Количество психологов и текстов по психологии огромно. Но прирост психологического знания и умения решать психологические проблемы ничтожен. И не только решать серьезные проблемы мы не можем, но и ставить. Потому что не понимаем их природу. Простые жизненные задачки психологи иногда могут помочь решить. Но это всё: что-то серьезнее – нет.
Понимают ли сами психологи это положение? Самые умные догадываются. Но правду сказать абсолютное большинство боится. Я ничего не знаю, ничего не умею, никому ничего хорошего сделать не могу – чтобы сказать такое, пусть и только себе, нужна большая смелость. Сказать же это вслух значит оставить себя без заработка. Кто же на такое решится?
Они в неправильном понимании природы психики и оттого в неправильной постановке задач психологии.
Например – в стремлении уподобить психологию естественным наукам, прежде всего, физике. Это невозможно: физика и психология изучают разное. Физика – неживое; психология – не просто живое, этим занимается биология, а очень сложное живое. Психологию можно пытаться превратить в подобие естественной науки (и пытаются, еще как пытаются, сколько она существует), но это делает ее наукой не о живой психике, а о самых закостенелых, самых мертвых, самых безжизненных ее «разделах».
Изменчивость, подвижность и в некотором смысле непредсказуемость психики все время выталкивает ее из прокрустова ложа естественнонаучности.
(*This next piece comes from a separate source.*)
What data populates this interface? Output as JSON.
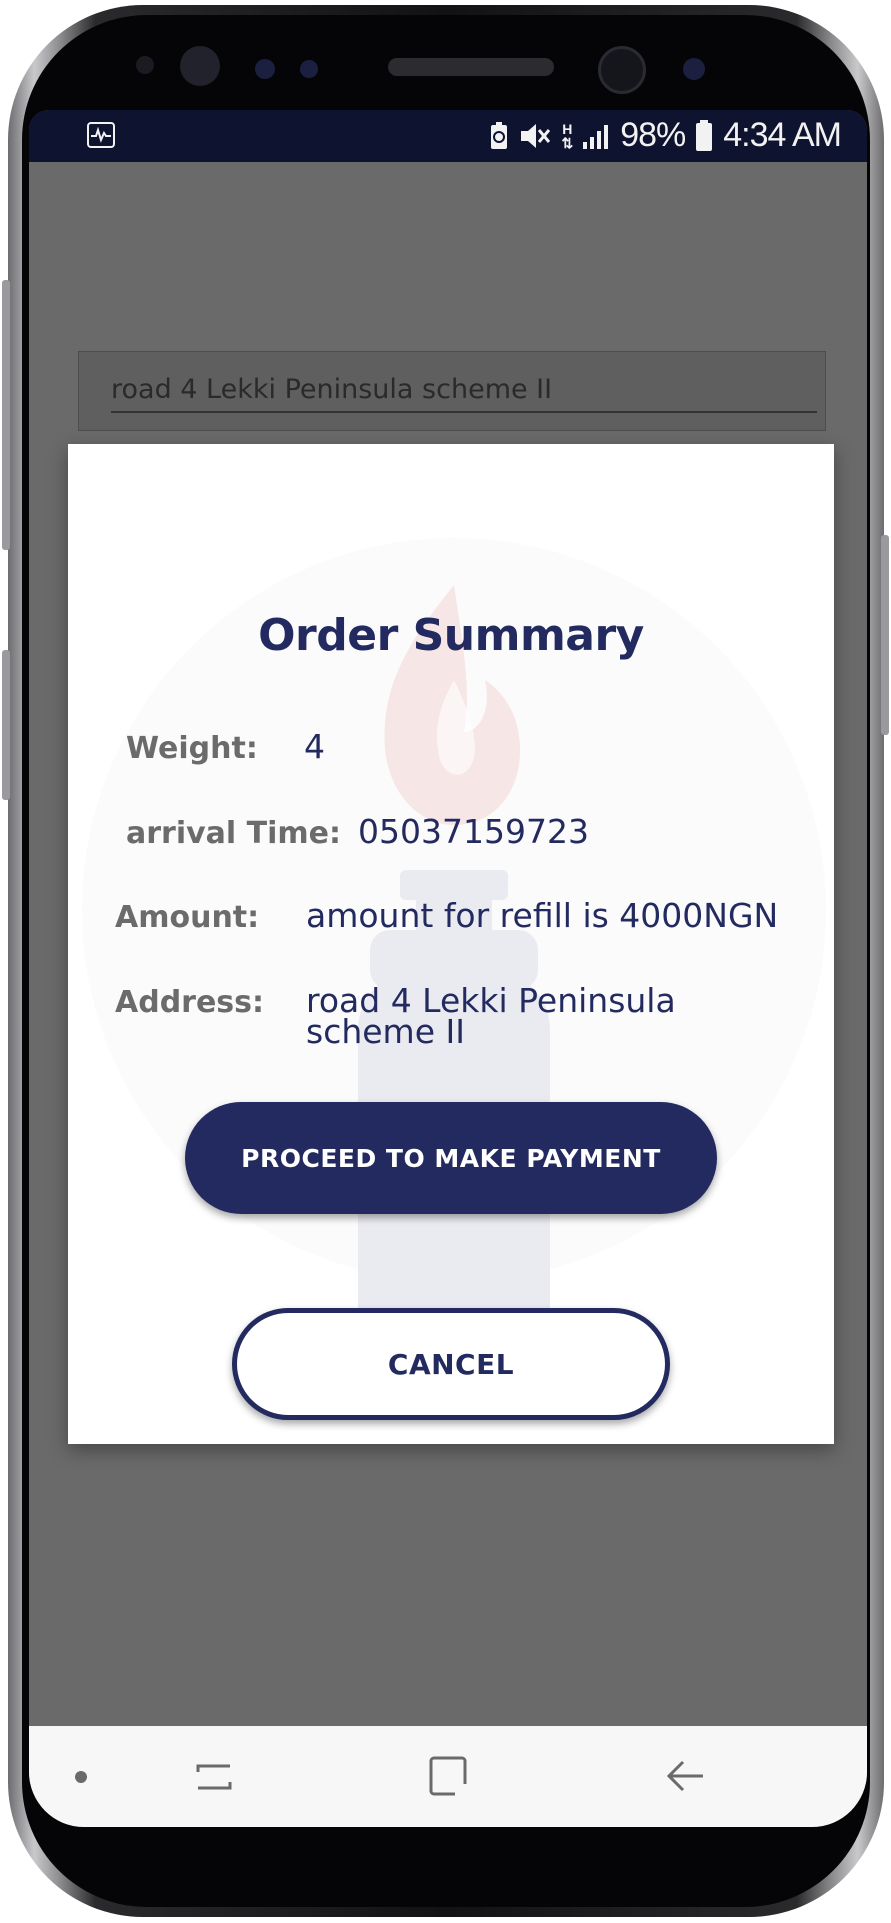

Естественнонаучная психология похожа на ребенка, который пытается предсказать, как поведут себя родители: отругают или похвалят? Иногда ему это удается, но чаще – нет. Потому что поведение родителей определяется многими факторами, о большинстве из которых ребенок и не догадывается.
Систематизированное знание о психике возможно, но оно не может быть «физикоподобным». Иначе оно будет знанием только о «мертвой психике».
Попытки сделать невозможное
Проблема и с задачами. Далеко не всё, что хотят от психологии и что пытаются делать психологи, возможно. Более того – невозможного гораздо больше, чем возможного. Даже сравнительно простые, кажущиеся сравнительно простыми задачи могут оказаться неразрешимыми.
Например, профконсультант открывает пригодность юноши к одним профессиям и непригодность к другим, но при этом обнаруживает горячее желание заниматься как раз тем, чем по мнению «науки» юноша заниматься не может, и отвращение к тому, чем может. В такой ситуации ответ на «Кем мне быть?» невозможен. Но юноша ждет его, а родители юноши (школа, страховая компания) готовы за ответ платить.
Другой пример – очень часто психолог не может облегчить страдания. Но ждут от него именно этого. И он старается вовсю. Не думая ни о том, что страдания для этого человека неизбежны, ни что они этому человеку необходимы для развития, ни что облегчение страданий сегодня обернется б о льшими страданиями завтра. Психотерапия часто загоняет проблему внутрь, а не решает, дает временное облегчение, которое сменяется ухудшением.
Значительная часть запросов к психологу связана со стремлением использовать другого человека в своих целях, подчинить своим желаниям – в общем, обойтись с человеком, как с неживой вещью, проманипулировать. Например – добиться от ребенка послушания.
Сделать то, что хочет клиент, иногда можно. Во всяком случае – отчасти. Но у такой помощи много негативных последствий, одни из которых проявляются не сразу, а другие кажутся заказчику и исполнителю несущественными, хотя это и не так, в чем со временем заказчику предстоит убедиться. Вот только два примера. Насилие и обман вызывают протест и сопротивление: люди меньше клюют на рекламу и меньше хотят быть винтиками в организационных машинах. Обучение-дрессура имеет поверхностный характер и не создает базу для дальнейшего образования, формирует «мертвое знание» – не способное к развитию и бесполезное.
В общем, если глушить зубную боль анальгином, дело кончится в лучшем случае флюсом и потерей зуба, а в худшем – заболеванием крови.
Первое – лучше понять, что такое психика и что с ней можно делать, а что нельзя.
Второе – делать максимум возможного, одновременно формируя в обществе запрос на это возможное. Это означает, прежде всего, отказ от стремления к технологичности в работе с живым. Она невозможна, а попытки ее навязать чреваты неприятностями.